Rifle resident Gary Osier urged the council to “not let the dollars that might be involved with this throw you one way or another.”

“They want you to sell your soul down the rosy red path of marijuana,” Osier added. “I don’t want you to allow the recreational sales of marijuana.”

Councilmembers voice opinions

Councilman Dirk Myers said, despite a memo from the U.S. Justice Department to Colorado and Washington state officials that said the agency would not prosecute marijuana businesses that followed state regulations, he was leery. But Myers and other councilmembers said they favored continuing to allow cultivation operations.

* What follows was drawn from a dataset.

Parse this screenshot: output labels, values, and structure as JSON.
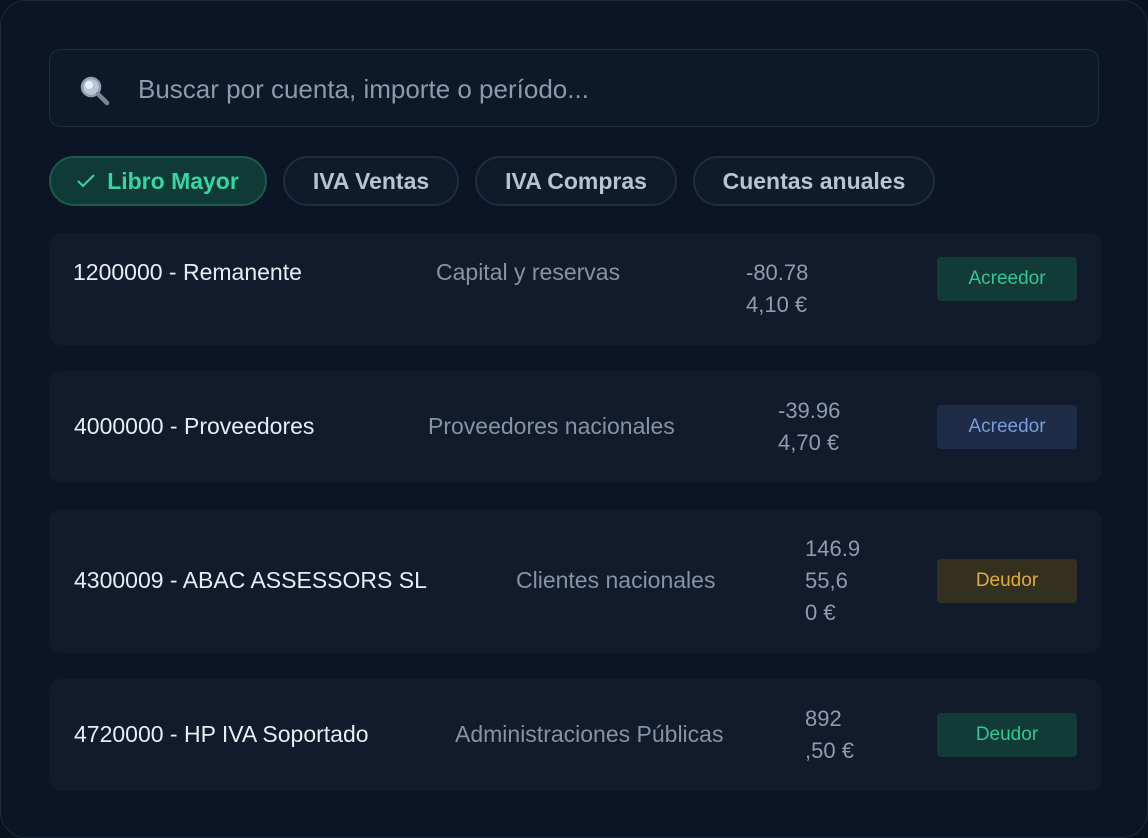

“They’re here already and they won’t go away,” Myers said. “They do generate property taxes and hire employees.”

Myers also expressed doubt the city’s existing medical marijuana businesses would relocate to Glenwood Springs or elsewhere that allows those businesses.

“They’d be competing with all the other marijuana businesses that are already there,” he explained. “That’s a real tough road to hoe.”

Councilwoman Barbara Clifton said she was unsure about allowing retail marijuana stores in Rifle.

“I do think we’ll see at least some of the same impacts if we allow them here or not,” she said. “When I was in college in a dry county down south, there was always alcohol around. It was bought over the county line and brought back, but the dry county didn’t get any revenue. It might be better to address things like this head on and be better able to address the impacts.”

Councilman Jay Miller said if the city allows retail sales of marijuana, it would send the wrong message to children.

Councilman Jonathan Rice called the issue the hardest and most important decision he’s had to make in 10 years on the council.

“For me, I find it very hard to get past my being in violation of my oath of office to uphold the U.S. Constitution,” he said. “I feel Colorado is in violation of federal law by allowing this, and that’s enough for me to say no.”

Councilman Hans Parkinson said the city was not putting anyone out of business by banning retail stores.

“I just can’t support this because I don’t want to give our kids one more opportunity to get into trouble,” he added. “I don’t represent the state or [Garfield County], and in Rifle, Amendment 64 did not pass,” losing by nine votes.

Councilman Rich Carter said he was opposed to retail sales of marijuana because his conscience wouldn’t allow it.

Mayor Randy Winkler said while he could see some advantages to allowing and regulating retail sales, he did not feel it was a correct move for Rifle to allow those businesses to operate.

City Attorney Jim Neu said the ordinance would likely limit the number of cultivation centers to the two already in place in light industrial zoned areas, and would include fees for such businesses.